I have had 2 mat leaves, which weren't straightforward (got one DC with us still.
Have been told that 'cos of this, there isn't likely to be a promotion for me there ever (I asked at a meeting what the career progression for me would be like). It had been hinted at when I joined that I would be at the top of the company after a few years, but they said the situation has changed cos of what happened to me.
I suspect it will go to my party girl colleagues.
I'm actually reeling from this as I had imagined a future at this place.
The trust between us has gone as I think they have gone back on what they said, though I do understand that people show a lack of integrity when it comes to business matters and they are just being business-like.
There's not a lot else in my field at the moment and not part-time.
But I resent working there now, it's like there is nothing to aim for.
I guess I just need to find something else family friendly and be glad I have got 2 mat leaves and a whole lot of experience from it.

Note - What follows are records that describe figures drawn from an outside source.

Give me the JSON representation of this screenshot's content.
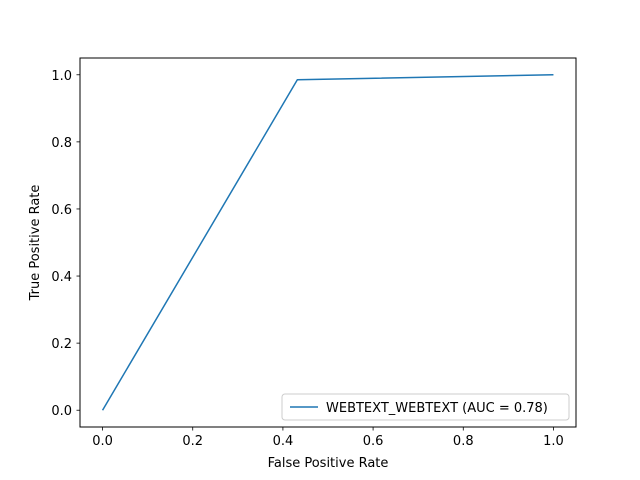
{
  "chart_data": {
    "type": "line",
    "title": "",
    "xlabel": "False Positive Rate",
    "ylabel": "True Positive Rate",
    "xlim": [
      -0.05,
      1.05
    ],
    "ylim": [
      -0.05,
      1.05
    ],
    "xticks": [
      "0.0",
      "0.2",
      "0.4",
      "0.6",
      "0.8",
      "1.0"
    ],
    "yticks": [
      "0.0",
      "0.2",
      "0.4",
      "0.6",
      "0.8",
      "1.0"
    ],
    "grid": false,
    "legend_position": "lower-right",
    "series": [
      {
        "name": "WEBTEXT_WEBTEXT (AUC = 0.78)",
        "color": "#1f77b4",
        "x": [
          0.0,
          0.432,
          1.0
        ],
        "y": [
          0.0,
          0.985,
          1.0
        ]
      }
    ]
  }
}
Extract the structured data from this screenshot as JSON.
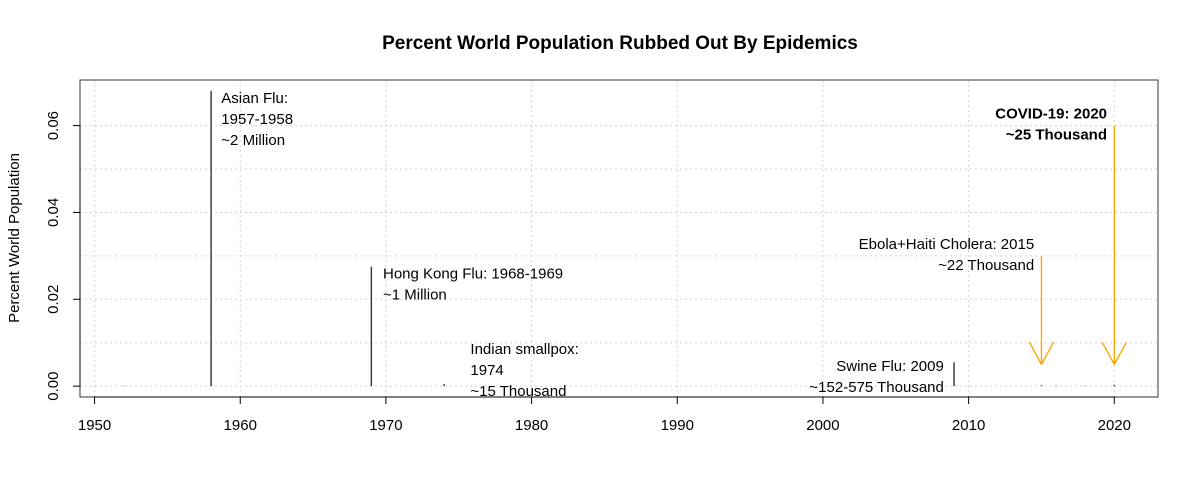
{
  "chart_data": {
    "type": "bar",
    "title": "Percent World Population Rubbed Out By Epidemics",
    "xlabel": "",
    "ylabel": "Percent World Population",
    "xlim": [
      1949,
      2023
    ],
    "ylim": [
      -0.0025,
      0.0705
    ],
    "xticks": [
      "1950",
      "1960",
      "1970",
      "1980",
      "1990",
      "2000",
      "2010",
      "2020"
    ],
    "yticks": [
      "0.00",
      "0.02",
      "0.04",
      "0.06"
    ],
    "grid": true,
    "bars": [
      {
        "x": 1952,
        "y": 0.0001
      },
      {
        "x": 1958,
        "y": 0.068
      },
      {
        "x": 1969,
        "y": 0.0275
      },
      {
        "x": 1974,
        "y": 0.0005
      },
      {
        "x": 2009,
        "y": 0.0055
      },
      {
        "x": 2015,
        "y": 0.0002
      },
      {
        "x": 2016,
        "y": 0.0001
      },
      {
        "x": 2018,
        "y": 0.0001
      },
      {
        "x": 2020,
        "y": 0.0003
      }
    ],
    "annotations": [
      {
        "id": "asian-flu",
        "x": 1958.7,
        "y": 0.068,
        "anchor": "start",
        "bold": false,
        "lines": [
          "Asian Flu:",
          "1957-1958",
          "~2 Million"
        ]
      },
      {
        "id": "hong-kong-flu",
        "x": 1969.8,
        "y": 0.0275,
        "anchor": "start",
        "bold": false,
        "lines": [
          "Hong Kong Flu: 1968-1969",
          "~1 Million"
        ]
      },
      {
        "id": "indian-smallpox",
        "x": 1975.8,
        "y": 0.0102,
        "anchor": "start",
        "bold": false,
        "lines": [
          "Indian smallpox:",
          "1974",
          "~15 Thousand"
        ]
      },
      {
        "id": "swine-flu",
        "x": 2008.3,
        "y": 0.0062,
        "anchor": "end",
        "bold": false,
        "lines": [
          "Swine Flu: 2009",
          "~152-575 Thousand"
        ]
      },
      {
        "id": "ebola-cholera",
        "x": 2014.5,
        "y": 0.0344,
        "anchor": "end",
        "bold": false,
        "lines": [
          "Ebola+Haiti Cholera: 2015",
          "~22 Thousand"
        ]
      },
      {
        "id": "covid-19",
        "x": 2019.5,
        "y": 0.0644,
        "anchor": "end",
        "bold": true,
        "lines": [
          "COVID-19: 2020",
          "~25 Thousand"
        ]
      }
    ],
    "arrows": [
      {
        "id": "ebola-arrow",
        "x": 2015,
        "y_from": 0.03,
        "y_to": 0.005,
        "color": "#FFA500"
      },
      {
        "id": "covid-arrow",
        "x": 2020,
        "y_from": 0.06,
        "y_to": 0.005,
        "color": "#FFA500"
      }
    ]
  }
}
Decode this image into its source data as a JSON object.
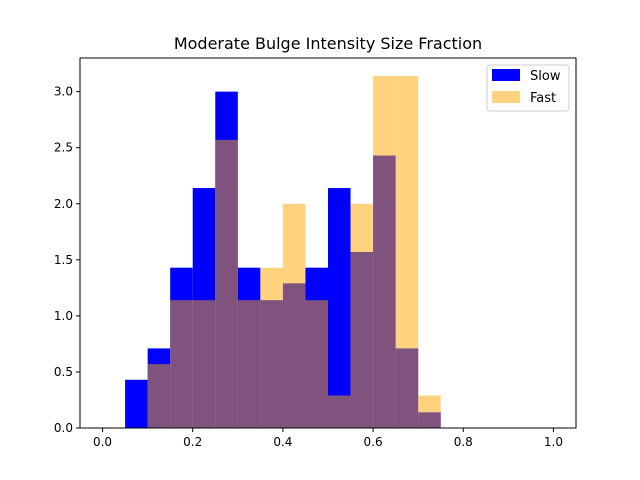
{
  "chart_data": {
    "type": "bar",
    "title": "Moderate Bulge Intensity Size Fraction",
    "xlabel": "",
    "ylabel": "",
    "xlim": [
      -0.05,
      1.05
    ],
    "ylim": [
      0,
      3.3
    ],
    "xticks": [
      "0.0",
      "0.2",
      "0.4",
      "0.6",
      "0.8",
      "1.0"
    ],
    "yticks": [
      "0.0",
      "0.5",
      "1.0",
      "1.5",
      "2.0",
      "2.5",
      "3.0"
    ],
    "bin_edges": [
      0.0,
      0.05,
      0.1,
      0.15,
      0.2,
      0.25,
      0.3,
      0.35,
      0.4,
      0.45,
      0.5,
      0.55,
      0.6,
      0.65,
      0.7,
      0.75,
      0.8,
      0.85,
      0.9,
      0.95,
      1.0
    ],
    "series": [
      {
        "name": "Slow",
        "color": "#0000ff",
        "alpha": 1.0,
        "values": [
          0,
          0.43,
          0.71,
          1.43,
          2.14,
          3.0,
          1.43,
          1.14,
          1.29,
          1.43,
          2.14,
          1.57,
          2.43,
          0.71,
          0.14,
          0,
          0,
          0,
          0,
          0
        ]
      },
      {
        "name": "Fast",
        "color": "#ffa500",
        "alpha": 0.5,
        "values": [
          0,
          0,
          0.57,
          1.14,
          1.14,
          2.57,
          1.14,
          1.43,
          2.0,
          1.14,
          0.29,
          2.0,
          3.14,
          3.14,
          0.29,
          0,
          0,
          0,
          0,
          0
        ]
      }
    ],
    "legend_position": "top-right",
    "grid": false
  }
}
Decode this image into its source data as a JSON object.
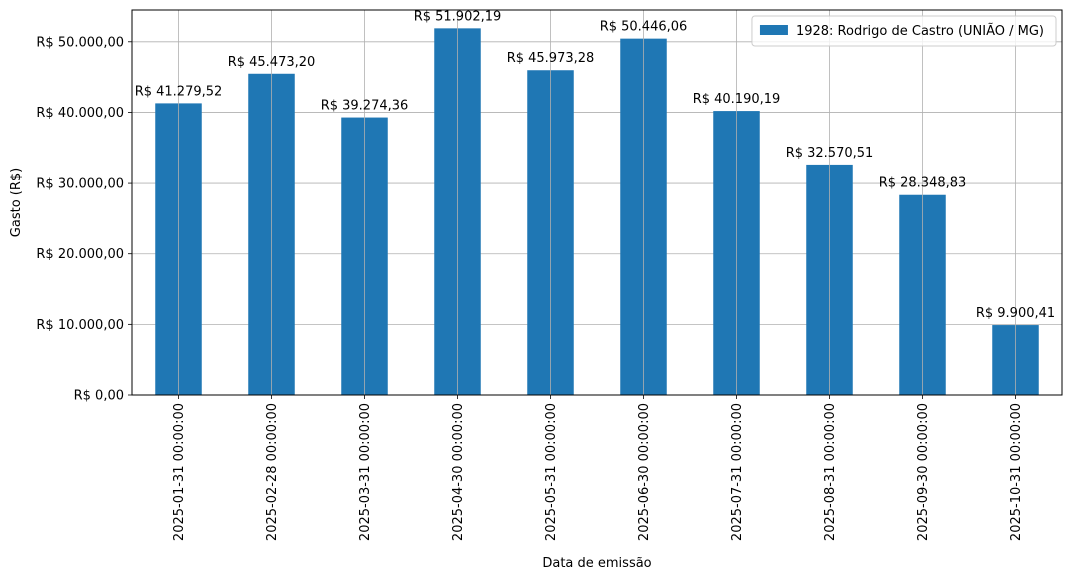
{
  "chart_data": {
    "type": "bar",
    "xlabel": "Data de emissão",
    "ylabel": "Gasto (R$)",
    "ylim": [
      0,
      54500
    ],
    "grid": true,
    "legend_position": "top-right",
    "bar_color": "#1f77b4",
    "categories": [
      "2025-01-31 00:00:00",
      "2025-02-28 00:00:00",
      "2025-03-31 00:00:00",
      "2025-04-30 00:00:00",
      "2025-05-31 00:00:00",
      "2025-06-30 00:00:00",
      "2025-07-31 00:00:00",
      "2025-08-31 00:00:00",
      "2025-09-30 00:00:00",
      "2025-10-31 00:00:00"
    ],
    "series": [
      {
        "name": "1928: Rodrigo de Castro (UNIÃO / MG)",
        "values": [
          41279.52,
          45473.2,
          39274.36,
          51902.19,
          45973.28,
          50446.06,
          40190.19,
          32570.51,
          28348.83,
          9900.41
        ],
        "data_labels": [
          "R$ 41.279,52",
          "R$ 45.473,20",
          "R$ 39.274,36",
          "R$ 51.902,19",
          "R$ 45.973,28",
          "R$ 50.446,06",
          "R$ 40.190,19",
          "R$ 32.570,51",
          "R$ 28.348,83",
          "R$ 9.900,41"
        ]
      }
    ],
    "yticks": [
      0,
      10000,
      20000,
      30000,
      40000,
      50000
    ],
    "ytick_labels": [
      "R$ 0,00",
      "R$ 10.000,00",
      "R$ 20.000,00",
      "R$ 30.000,00",
      "R$ 40.000,00",
      "R$ 50.000,00"
    ]
  }
}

Motherhood took a long time to come for me, and has changed everything. Being a mum is hard graft - in fact that is why I was so glad to be back at work in the first place (oh to finish a cup of tea!) but now I miss my boy the days I am not with him. The lack of direction at work makes it feel even more futile.
We need the money at bit, but could manage. On the other hand if I gave up would I get back in?
How do you reassess your ambitions once you have a child? I really need some help in working this one out.
I think the major problem is that the colleagues are people without kids. So a)I have no-one who can empathise with my situation and b) they are seen as people who more work can be got out of and maybe c)they are both people who really want kids but not found the right person yet.
Well feel better for typing that out. I just don't know how to re-evaluate what I want out of my career now I have had a child.